Now she’s back on the road with musician husband Sam Amidon, playing the Kazimier tonight.
“Plus, Sam and I have the children with us so it’s a proper little family tour.
“Liverpool is always a highlight on any tour because of the audience. I’ve always liked Glasgow, Bristol and Norwich too. They are all music cities, and that makes a huge difference.
“I’ve always felt that the crowds there will you to do well. They are up for anything.”

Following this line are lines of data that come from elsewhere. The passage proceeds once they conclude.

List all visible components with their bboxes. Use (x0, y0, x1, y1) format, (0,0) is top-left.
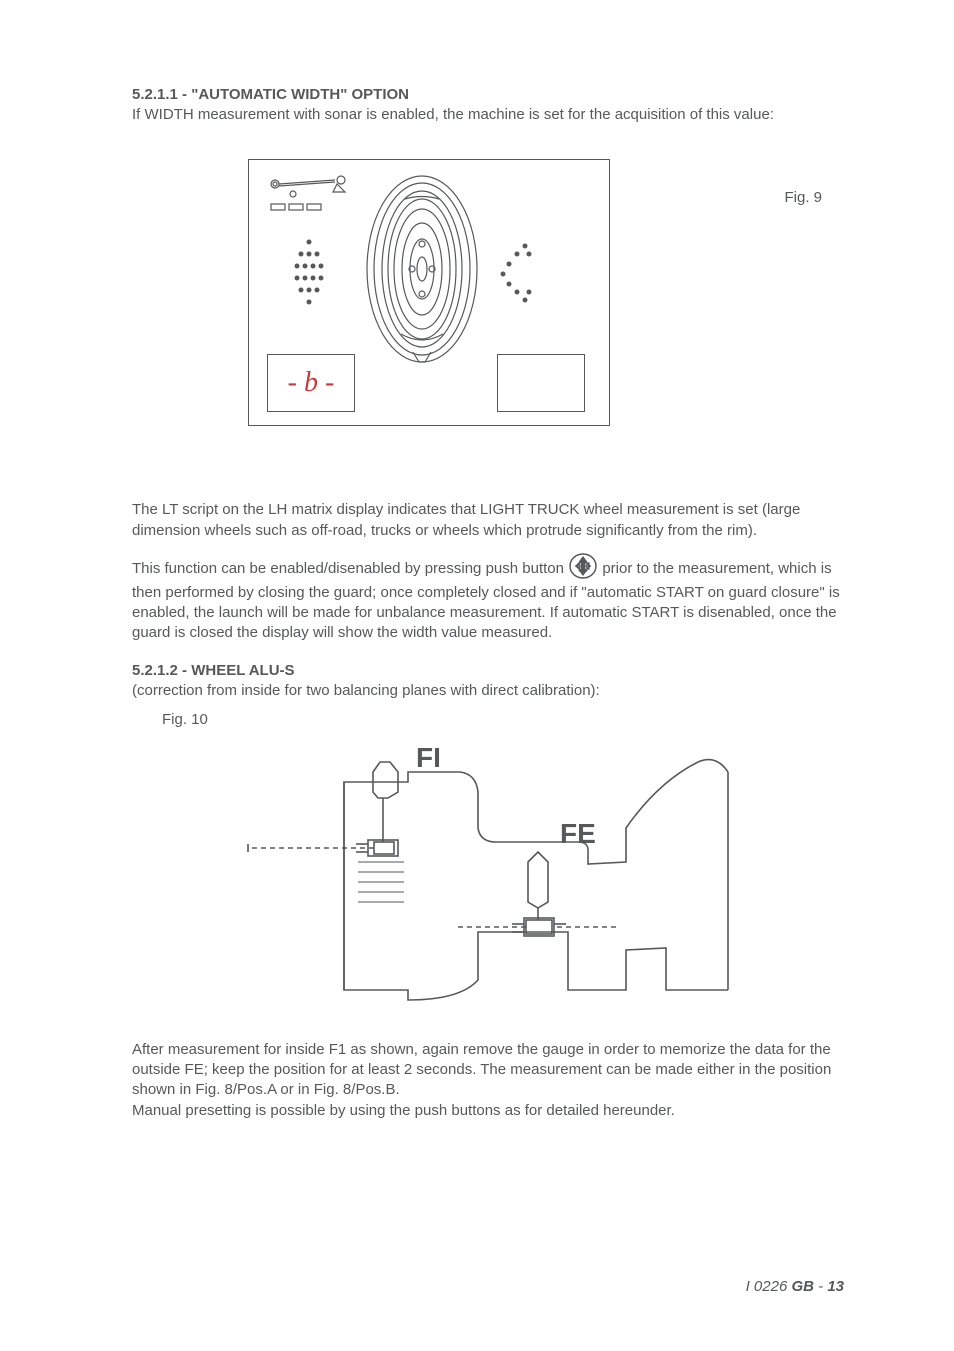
figure-9-row: - b - Fig. 9 (132, 159, 844, 426)
lt-paragraph: The LT script on the LH matrix display i… (132, 500, 844, 541)
section-5-2-1-1-heading: 5.2.1.1 - "AUTOMATIC WIDTH" OPTION (132, 86, 844, 103)
section-5-2-1-2-heading: 5.2.1.2 - WHEEL ALU-S (132, 662, 844, 679)
figure-9-label: Fig. 9 (784, 189, 822, 206)
balance-dots-right-icon (495, 242, 539, 304)
display-box-right (497, 354, 585, 412)
enable-paragraph: This function can be enabled/disenabled … (132, 555, 844, 644)
section-5-2-1-1-intro: If WIDTH measurement with sonar is enabl… (132, 105, 844, 125)
footer-dash: - (814, 1278, 827, 1295)
enable-text-1: This function can be enabled/disenabled … (132, 560, 568, 577)
figure-10: FI FE (228, 732, 748, 1012)
footer-page: 13 (827, 1278, 844, 1295)
wheel-icon (365, 174, 479, 364)
footer-code: I 0226 (746, 1278, 788, 1295)
gauge-icon (265, 174, 355, 218)
fi-label: FI (416, 742, 441, 774)
display-box-left: - b - (267, 354, 355, 412)
push-button-icon (568, 552, 598, 580)
figure-10-label: Fig. 10 (162, 711, 844, 728)
manual-preset-paragraph: Manual presetting is possible by using t… (132, 1101, 844, 1121)
after-measurement-paragraph: After measurement for inside F1 as shown… (132, 1040, 844, 1101)
section-5-2-1-2-sub: (correction from inside for two balancin… (132, 681, 844, 701)
fe-label: FE (560, 818, 596, 850)
balance-dots-left-icon (287, 238, 331, 306)
page-footer: I 0226 GB - 13 (746, 1278, 844, 1295)
b-text: - b - (268, 355, 354, 411)
figure-9-box: - b - (248, 159, 610, 426)
footer-gb: GB (787, 1278, 814, 1295)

When it comes to picking a setlist, it’s always tricky she says.
“I try to make it like a mixtape I’m making for the crowd,” she explains. “They tend to be songs I feel passionate about.
“I’ll be playing songs from my new record, plus picking out some old songs I’ve not done in a while too.”
For the album, Sugaring Season, she brought together a dream band of new and old friends – keyboardist Rob Burger, bassist Sebastian Steinberg, and legendary jazz drummer Brian Blade, along with guitarists Marc Ribot and Ted Barnes and her husband – folksinger Sam Amidon.
“We had such a good time making it,” she smiles. “It was like hanging out with old friends.”
The album was recorded predominantly live as the band reflected Beth’s disparate inspirations, from Roberta Flack’sŠFirst TakeŠalbum to Pentangle’s folk-jazz collisions.
The songs range from deeply soulful to effortless and breezy, with open-tuned guitars and pensive pianos.
It is Beth’s first album in six years. Recorded in Portland, Oregon, with producer Tucker Martine (My Morning Jacket, The Decemberists), the album bears the fruits of her time spent away from the music industry.
“I stretched myself as a singer on this record and used voices I never have before as a writer,” she says. “A lot of the writing on this record happened in the dead of night, when spiders mend their webs, with an infant asleep in the next room – as a result, my writing became a secret again: illicit and my own.”